Traditionally, the FDA has required food distributors or drug manufacturers to verify products with the agency before making any disease claims. If they don't go through the process, they must either forgo the claims or only make those based on the products' effects on the structure or function of the body.


For example, a dietary supplement manufacturer who can't verify that a product “protects against cancer” to the FDA's satisfaction may instead claim it “promotes the health of the urinary tract.” The latter statement also cannot be false or misleading.

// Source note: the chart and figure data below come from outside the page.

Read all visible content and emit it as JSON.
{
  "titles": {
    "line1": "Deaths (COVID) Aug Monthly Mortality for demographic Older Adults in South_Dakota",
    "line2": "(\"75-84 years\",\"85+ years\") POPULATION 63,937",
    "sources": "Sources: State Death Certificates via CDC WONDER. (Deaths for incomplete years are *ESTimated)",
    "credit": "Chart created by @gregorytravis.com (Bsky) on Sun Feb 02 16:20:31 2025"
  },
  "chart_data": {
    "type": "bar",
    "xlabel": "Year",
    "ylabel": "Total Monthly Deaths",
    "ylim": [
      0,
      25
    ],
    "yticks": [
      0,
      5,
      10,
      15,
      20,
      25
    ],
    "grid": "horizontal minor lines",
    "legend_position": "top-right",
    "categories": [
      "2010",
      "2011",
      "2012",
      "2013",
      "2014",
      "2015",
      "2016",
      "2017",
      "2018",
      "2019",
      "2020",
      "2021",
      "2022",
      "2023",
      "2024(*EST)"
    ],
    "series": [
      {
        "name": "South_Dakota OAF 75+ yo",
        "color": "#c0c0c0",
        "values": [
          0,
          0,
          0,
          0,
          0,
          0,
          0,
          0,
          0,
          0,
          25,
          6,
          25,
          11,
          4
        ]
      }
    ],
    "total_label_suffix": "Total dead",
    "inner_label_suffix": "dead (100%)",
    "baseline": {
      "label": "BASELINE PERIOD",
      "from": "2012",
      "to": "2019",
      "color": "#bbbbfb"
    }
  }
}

For the First Amendment advocate, the process is troubling because the disease claims can only be made after securing FDA approval, says James Johnstone, an attorney who often handles cases involving the agency. That equates to prior restraint, he said.


But Johnstone says the FDA argument is that the process achieves an important governmental goal in preventing misleading claims and making sure substances are regulated properly. If it's the least restrictive means available, then the FDA's actions satisfy the U.S. Supreme Court's regulation test it established in 1980 in Central Hudson v. Public Service Commission of New York.


Despite that, Johnstone says the FDA historically has been able to enact very restrictive guidelines, such as forbidding labels that imply an effect on diseases.


Manufacturers “seldom go through the process,” Johnstone said. “The stakes are too high. It's a lot easier to change your labeling than to fight all of that.”


Hammell says he intends to fight the proposal not only by petitioning the FDA but also through Congress.


He says Rep. Ron Paul of Texas has sponsored legislation that would remove food from “the currently overbroad statute limitations of 'drug.' By doing that, the FDA could not keep us from making claims about dietary supplements if they are true.”